Wednesday, September 19, 2007

Alumni

Far Away and Long Ago (in Craftsbury Common, Vermont to be exact) Annie Proulx started a writing workshop and talked me into being the first instructor, though I had never taught anything before.

Two of my students published good books this year. Both are far wiser and older than I, and have written before, but at least I didn't ruin them!

Ron Lanner is a retired botanist, originally from Brooklyn but who taught in Utah for many years. He now lives in the Sierras, so it is appropriate that his latest, The Bristlecone Book, is about that legendarily long- lived Great Basin conifer.

And WHY are they so long- lived? I had never much thought about it, but the simple answer is amazing. "Unlike most other living things, they show no signs of senescence, or degeneration over time. These trees do not die of old age; they die when something kills them".

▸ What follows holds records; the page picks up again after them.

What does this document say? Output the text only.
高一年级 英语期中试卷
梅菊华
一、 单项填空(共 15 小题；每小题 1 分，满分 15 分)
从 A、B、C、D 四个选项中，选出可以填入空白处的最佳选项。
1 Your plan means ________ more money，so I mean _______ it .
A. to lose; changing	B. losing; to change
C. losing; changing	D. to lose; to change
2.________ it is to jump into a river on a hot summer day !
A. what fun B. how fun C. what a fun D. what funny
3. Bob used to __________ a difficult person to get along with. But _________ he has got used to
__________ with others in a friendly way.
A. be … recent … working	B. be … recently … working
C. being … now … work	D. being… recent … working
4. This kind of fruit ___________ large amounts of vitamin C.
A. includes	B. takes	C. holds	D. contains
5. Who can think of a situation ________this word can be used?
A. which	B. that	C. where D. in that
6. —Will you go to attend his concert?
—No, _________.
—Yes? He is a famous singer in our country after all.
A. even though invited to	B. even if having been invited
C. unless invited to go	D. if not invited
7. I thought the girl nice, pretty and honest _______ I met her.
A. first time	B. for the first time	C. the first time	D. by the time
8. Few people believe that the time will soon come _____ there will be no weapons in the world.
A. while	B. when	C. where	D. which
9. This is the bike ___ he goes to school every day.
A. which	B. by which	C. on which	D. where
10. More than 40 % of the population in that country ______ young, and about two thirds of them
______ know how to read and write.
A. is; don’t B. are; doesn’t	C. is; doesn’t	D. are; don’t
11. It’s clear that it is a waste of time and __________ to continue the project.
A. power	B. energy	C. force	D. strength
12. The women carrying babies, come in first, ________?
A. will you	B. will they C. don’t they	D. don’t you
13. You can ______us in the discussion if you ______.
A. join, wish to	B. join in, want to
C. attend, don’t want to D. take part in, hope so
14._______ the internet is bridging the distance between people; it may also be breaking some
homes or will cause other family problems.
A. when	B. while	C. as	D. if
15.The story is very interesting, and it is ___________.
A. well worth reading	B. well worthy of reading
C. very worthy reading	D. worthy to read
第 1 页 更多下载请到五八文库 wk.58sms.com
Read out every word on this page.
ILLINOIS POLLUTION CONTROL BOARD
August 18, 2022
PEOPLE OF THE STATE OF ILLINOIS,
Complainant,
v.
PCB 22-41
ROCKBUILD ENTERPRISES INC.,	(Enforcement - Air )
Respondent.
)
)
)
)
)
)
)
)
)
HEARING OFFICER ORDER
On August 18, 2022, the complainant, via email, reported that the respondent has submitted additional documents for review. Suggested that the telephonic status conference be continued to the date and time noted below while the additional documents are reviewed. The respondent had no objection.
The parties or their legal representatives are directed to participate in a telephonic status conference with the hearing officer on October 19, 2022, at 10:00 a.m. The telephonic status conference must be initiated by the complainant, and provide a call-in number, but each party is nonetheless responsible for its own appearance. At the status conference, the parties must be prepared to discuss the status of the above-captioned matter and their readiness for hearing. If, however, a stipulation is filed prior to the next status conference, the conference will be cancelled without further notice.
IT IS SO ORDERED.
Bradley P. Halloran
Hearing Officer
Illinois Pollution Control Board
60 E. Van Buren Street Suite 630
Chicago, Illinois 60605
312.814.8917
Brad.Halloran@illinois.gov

You might also take a look at this one, about the symbiosis between birds and nut- bearing pines, i. e. birds & food. Any wonder why it is a favorite? But any and all of his are worth getting.

Another book by a Wildbranch alumnus came out earlier in the year when I was deep in the eagle work. Carl von Essen is an MD and fisherman who has worked and fished all over the world (he is the only friend of mine who has caught the legendary Mahseer* of India), while employed by the W. H. O. . His latest is called The Hunter's Trance, and is a discussion of the altered state of awareness familiar to all of us who hunt and fish consciously. He compares it to other "mystical" experiences and theorizes that it fosters Biophilia. The originator of the term, Edward Wilson, agrees, and says so on the cover.

Carl's other book is pure fun: The Revenge of the Fishgod. It is about fishing around the world, from New Mexico to India. I blurbed it.



* A favorite book title: "Circumventing the Mahseer".